At Enslow Middle School, Code Red drills are practiced on average about every three months.
"It's a happy medium," Assistant Principal Lisa Riley said. "We want to keep the fear from them (the students), but we want them to understand exactly why they're doing it; it's for their safety."
During a Code Red drill, teachers black out windows -- even to doors leading to the hallways. They lock the doors, turn off the lights and have the children huddle nearby.
During the code, they also quickly check the hall, grab any random, stray students and text administrators they're safe in classrooms. The classrooms stay in lockdown until the "all clear" is given.

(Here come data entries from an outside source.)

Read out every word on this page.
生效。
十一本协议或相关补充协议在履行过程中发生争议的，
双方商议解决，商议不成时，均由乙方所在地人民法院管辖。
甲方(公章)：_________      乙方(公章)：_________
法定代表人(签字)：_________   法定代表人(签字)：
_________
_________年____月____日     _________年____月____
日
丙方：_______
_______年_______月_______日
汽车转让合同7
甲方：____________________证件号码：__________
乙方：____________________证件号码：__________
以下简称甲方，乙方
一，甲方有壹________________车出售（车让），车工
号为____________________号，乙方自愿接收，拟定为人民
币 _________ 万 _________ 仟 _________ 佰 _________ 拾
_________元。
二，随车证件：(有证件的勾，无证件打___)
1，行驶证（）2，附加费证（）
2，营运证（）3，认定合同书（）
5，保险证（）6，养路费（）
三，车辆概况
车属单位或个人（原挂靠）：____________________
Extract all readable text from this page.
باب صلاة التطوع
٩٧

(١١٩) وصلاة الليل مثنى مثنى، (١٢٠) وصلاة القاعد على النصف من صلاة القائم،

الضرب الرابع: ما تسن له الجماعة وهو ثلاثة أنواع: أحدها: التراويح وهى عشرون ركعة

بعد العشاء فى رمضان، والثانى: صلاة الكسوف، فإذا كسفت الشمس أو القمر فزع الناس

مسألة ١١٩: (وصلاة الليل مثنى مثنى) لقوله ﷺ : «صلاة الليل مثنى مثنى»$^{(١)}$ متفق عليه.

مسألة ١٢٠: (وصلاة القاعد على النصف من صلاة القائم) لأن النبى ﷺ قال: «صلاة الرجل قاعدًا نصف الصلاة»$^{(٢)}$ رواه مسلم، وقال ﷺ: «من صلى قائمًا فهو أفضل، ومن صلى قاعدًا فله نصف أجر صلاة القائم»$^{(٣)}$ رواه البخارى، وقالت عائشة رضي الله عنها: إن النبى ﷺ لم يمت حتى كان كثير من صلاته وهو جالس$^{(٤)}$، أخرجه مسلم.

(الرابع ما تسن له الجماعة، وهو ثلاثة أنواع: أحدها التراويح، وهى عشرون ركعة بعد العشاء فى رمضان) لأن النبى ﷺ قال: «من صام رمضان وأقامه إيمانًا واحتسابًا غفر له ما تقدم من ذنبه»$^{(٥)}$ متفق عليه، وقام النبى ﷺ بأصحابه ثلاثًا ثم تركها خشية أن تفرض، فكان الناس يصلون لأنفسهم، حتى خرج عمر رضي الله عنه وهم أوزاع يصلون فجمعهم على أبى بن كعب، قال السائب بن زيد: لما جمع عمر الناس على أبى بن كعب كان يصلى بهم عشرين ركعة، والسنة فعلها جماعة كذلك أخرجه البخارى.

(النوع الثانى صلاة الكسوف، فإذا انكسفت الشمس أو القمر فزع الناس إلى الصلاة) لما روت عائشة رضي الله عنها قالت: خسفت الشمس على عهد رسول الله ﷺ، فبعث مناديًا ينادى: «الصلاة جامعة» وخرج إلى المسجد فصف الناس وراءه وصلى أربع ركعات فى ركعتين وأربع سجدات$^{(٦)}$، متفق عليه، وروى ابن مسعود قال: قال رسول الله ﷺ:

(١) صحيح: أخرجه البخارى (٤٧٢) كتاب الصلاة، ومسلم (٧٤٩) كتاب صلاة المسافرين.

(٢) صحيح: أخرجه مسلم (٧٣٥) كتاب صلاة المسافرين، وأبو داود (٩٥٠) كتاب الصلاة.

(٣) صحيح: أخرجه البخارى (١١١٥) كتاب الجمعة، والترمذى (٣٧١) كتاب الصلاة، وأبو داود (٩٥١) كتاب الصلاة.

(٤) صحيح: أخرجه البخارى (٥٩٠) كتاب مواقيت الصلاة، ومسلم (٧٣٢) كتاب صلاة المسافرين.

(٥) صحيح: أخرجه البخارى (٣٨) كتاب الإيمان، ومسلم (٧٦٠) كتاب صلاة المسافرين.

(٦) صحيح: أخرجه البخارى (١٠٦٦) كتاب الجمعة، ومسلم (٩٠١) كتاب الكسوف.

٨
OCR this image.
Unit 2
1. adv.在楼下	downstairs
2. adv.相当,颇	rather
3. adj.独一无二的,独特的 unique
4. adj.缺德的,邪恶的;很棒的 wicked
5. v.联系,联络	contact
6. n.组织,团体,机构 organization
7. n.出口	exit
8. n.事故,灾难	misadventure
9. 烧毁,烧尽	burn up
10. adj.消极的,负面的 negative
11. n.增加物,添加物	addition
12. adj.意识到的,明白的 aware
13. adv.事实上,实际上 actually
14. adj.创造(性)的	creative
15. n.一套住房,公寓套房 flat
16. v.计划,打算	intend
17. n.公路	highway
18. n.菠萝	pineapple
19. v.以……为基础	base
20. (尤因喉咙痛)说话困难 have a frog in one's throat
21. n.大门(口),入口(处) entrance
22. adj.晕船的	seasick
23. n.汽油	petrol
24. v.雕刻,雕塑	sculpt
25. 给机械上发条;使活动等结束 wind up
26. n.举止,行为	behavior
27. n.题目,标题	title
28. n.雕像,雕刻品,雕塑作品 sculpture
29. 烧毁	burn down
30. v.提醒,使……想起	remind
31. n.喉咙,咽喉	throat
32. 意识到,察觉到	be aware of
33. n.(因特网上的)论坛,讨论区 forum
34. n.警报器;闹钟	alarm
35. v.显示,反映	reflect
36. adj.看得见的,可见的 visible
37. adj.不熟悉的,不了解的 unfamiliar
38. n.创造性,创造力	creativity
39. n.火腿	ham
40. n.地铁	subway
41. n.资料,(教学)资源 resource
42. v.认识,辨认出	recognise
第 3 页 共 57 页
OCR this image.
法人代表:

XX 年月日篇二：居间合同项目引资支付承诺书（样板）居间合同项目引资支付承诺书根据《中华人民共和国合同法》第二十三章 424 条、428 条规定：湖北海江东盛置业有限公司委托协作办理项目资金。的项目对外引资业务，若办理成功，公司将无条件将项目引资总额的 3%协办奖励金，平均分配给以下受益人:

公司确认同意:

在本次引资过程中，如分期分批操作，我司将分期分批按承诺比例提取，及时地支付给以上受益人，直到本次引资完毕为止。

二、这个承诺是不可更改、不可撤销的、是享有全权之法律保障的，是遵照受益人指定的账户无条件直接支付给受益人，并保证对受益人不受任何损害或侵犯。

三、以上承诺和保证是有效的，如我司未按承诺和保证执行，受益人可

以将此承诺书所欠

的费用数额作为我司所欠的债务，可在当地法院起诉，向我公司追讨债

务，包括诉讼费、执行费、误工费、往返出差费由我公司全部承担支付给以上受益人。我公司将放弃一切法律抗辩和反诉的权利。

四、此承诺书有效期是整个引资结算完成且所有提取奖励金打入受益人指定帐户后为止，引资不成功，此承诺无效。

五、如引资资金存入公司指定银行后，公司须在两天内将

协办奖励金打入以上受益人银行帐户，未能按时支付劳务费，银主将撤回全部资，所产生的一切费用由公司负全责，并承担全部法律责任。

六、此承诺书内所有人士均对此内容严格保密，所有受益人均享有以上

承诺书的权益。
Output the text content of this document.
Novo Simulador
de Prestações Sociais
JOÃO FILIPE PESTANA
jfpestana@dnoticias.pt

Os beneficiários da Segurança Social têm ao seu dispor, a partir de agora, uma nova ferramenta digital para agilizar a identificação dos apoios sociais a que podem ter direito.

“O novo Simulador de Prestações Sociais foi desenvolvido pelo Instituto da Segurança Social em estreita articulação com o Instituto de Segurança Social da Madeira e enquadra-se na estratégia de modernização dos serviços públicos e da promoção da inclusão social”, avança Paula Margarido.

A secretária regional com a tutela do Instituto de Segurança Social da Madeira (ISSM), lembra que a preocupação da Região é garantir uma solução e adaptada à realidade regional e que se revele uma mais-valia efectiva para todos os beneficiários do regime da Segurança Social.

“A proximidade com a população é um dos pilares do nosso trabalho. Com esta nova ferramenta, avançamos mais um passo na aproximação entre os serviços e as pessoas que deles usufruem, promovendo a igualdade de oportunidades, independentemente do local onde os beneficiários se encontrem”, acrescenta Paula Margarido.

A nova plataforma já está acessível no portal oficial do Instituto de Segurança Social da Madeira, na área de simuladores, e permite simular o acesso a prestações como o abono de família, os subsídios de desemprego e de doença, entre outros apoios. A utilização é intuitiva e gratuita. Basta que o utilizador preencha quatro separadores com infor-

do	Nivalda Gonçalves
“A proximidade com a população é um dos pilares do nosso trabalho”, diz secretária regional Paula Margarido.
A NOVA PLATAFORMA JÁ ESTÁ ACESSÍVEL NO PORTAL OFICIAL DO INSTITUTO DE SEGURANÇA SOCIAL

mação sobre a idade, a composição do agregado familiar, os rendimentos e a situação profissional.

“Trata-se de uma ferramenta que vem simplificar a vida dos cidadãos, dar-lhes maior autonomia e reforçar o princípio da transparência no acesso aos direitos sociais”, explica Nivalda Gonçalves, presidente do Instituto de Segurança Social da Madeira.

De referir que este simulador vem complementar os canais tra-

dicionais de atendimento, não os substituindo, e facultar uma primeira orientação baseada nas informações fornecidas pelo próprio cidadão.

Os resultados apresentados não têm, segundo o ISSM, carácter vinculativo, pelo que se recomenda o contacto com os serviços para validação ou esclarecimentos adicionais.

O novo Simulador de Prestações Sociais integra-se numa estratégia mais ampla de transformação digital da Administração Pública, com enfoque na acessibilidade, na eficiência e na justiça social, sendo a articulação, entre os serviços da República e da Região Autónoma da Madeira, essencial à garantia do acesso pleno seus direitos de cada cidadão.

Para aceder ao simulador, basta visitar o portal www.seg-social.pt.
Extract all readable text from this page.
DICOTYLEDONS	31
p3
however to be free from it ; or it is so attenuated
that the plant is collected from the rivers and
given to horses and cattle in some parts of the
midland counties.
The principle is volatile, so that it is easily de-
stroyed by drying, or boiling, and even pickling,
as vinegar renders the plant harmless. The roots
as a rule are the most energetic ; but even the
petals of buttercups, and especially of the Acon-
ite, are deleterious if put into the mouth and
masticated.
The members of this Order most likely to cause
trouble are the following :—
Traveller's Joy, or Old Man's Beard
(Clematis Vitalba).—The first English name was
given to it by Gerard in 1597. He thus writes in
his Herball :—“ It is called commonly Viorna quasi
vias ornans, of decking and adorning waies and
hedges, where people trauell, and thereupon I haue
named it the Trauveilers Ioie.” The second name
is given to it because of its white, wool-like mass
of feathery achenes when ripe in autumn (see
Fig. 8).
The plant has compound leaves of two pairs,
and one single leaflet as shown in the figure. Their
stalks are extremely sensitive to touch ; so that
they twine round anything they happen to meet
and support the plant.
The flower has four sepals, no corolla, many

Parents may not realize the county's school district is part of a bigger safety team that meets every month, according to Jedd Flowers, the communications director with Cabell County Schools.
"We work out the plans with West Virginia's Homeland Security office, the TTA and first responders with Cabell County 911," Flowers said. "Every door in every school building is numbered from the outside, and Cabell County's first responders now have maps of the schools' floor plans."
The heightened security is a result of a nationwide awareness after the Columbine School Massacre in Colorado in 1999 and the tragic events of September 11, 2001.
"We live in a world today where we can't control everything, but we do our utmost best to keep them safe," Riley said.